Ticks in the mountains

As summer advances ticks are becoming more active, and more outdoor enthusiasts are finding these unpleasant critters embedded in their skin.

ticks lifecycle and Lyme disease

To understand the importance of avoiding being bitten, here are our Top Ten things you should know about ticks:

1.  Ticks are arachnids, and related to spiders and scorpions. They have a 3-stage life cycle, larvae, nymph and adult.

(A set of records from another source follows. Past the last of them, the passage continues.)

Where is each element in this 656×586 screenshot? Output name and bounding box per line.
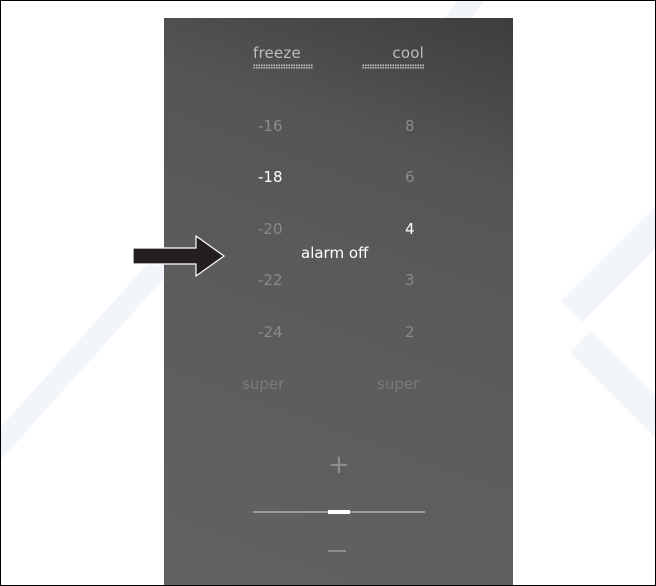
cool-header[interactable]: cool <box>362 44 424 69</box>
freeze-option[interactable]: -16 <box>258 117 283 135</box>
arrow-right-icon <box>132 235 226 278</box>
watermark-stripe <box>569 331 655 452</box>
freeze-option-selected[interactable]: -18 <box>258 168 283 186</box>
freeze-option[interactable]: -20 <box>258 220 283 238</box>
freeze-option[interactable]: -24 <box>258 323 283 341</box>
freeze-header[interactable]: freeze <box>253 44 313 69</box>
freeze-label: freeze <box>253 44 301 62</box>
alarm-off-label[interactable]: alarm off <box>301 244 368 262</box>
adjust-slider[interactable] <box>253 510 425 514</box>
cool-option[interactable]: 2 <box>405 323 415 341</box>
cool-label: cool <box>392 44 424 62</box>
cool-option-selected[interactable]: 4 <box>405 220 415 238</box>
plus-icon[interactable]: + <box>328 452 350 478</box>
freeze-option[interactable]: -22 <box>258 271 283 289</box>
cool-option[interactable]: 3 <box>405 271 415 289</box>
cool-super[interactable]: super <box>377 375 419 393</box>
minus-icon[interactable] <box>328 550 346 552</box>
cool-underline <box>362 64 424 69</box>
freeze-underline <box>253 64 313 69</box>
freeze-super[interactable]: super <box>242 375 284 393</box>
slider-thumb[interactable] <box>328 510 350 514</box>
watermark-stripe <box>561 202 655 323</box>
cool-option[interactable]: 6 <box>405 168 415 186</box>
control-panel: freeze cool -16 -18 -20 -22 -24 super 8 … <box>164 18 513 585</box>
figure-frame: freeze cool -16 -18 -20 -22 -24 super 8 … <box>0 0 656 586</box>
cool-option[interactable]: 8 <box>405 117 415 135</box>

At each stage they need a blood meal to grow, ticks feed on small mammals, deer and sheep and will bite humans. They are most active in late spring and summer.

 

2. Tick bites do not hurt, therefore you will not know if one has bitten you. They prefer warm and damp parts of the body, particularly the hairline, navel, waist, groin and behind the ears and knees.

 

3. Initially ticks can be very small, about the size of a poppy seed, but will swell as they become engorged with blood. If you find a tick on you or one of your children do not pick, scratch, burn, drown or squeeze it, as it will vomit it stomach contents into your blood stream and pass on any infections it may carry.

 

ticks and Lyme disease

Ticks can be very small and hard to see.

 

4.  Ticks generally do not feed for the first 24 hours, so you have time to check yourself in the shower when you get home.

 

5.  To remove an embedded tick use a specialised tick removal tool, either a ‘tick hook’ or a ‘tick lasso’. Narrow end tweezers will also help, but remember to grab by the head, and not the body.

 

6.  Ticks carry a bacterial disease called Lyme borreliosis, or Lyme disease, not all ticks carry it, they get it by sucking the blood of infected animals.

 

7.  Around 50 -100 cases of Lyme disease are reported in Ireland each year, if you think you are infected you should see your GP, who will run tests to determine whether you have Lyme disease and whether to give a course of antibiotics.

tick bite rash and Lyme disease

The typical (but not always seen) bullseye rash indicating Lyme disease

8.  Symptoms may appear after 3 or 4 days, but may take several weeks to appear. Common symptoms are a bullseye rash at the site of the bite, and flu like symptoms, headache, fatigue and fever.

 

9.  Regular campers, hikers and fishermen are most at risk, and these groups would be wise to carry a tick removal device with them.

10.  Ticks climb tall foliage and drop onto animals as they brush past. To avoid being bitten stay on tracks and paths and away from bracken and other tall foliage in the summer. Wear long sleeves, and particularly long trousers, and tuck trousers into socks or wear gaiters. Applying insect repellent to clothes will also help.

Russ Mills runs Mountaintrails, a guided hiking and mountain skills training enterprise based in Dublin, Ireland.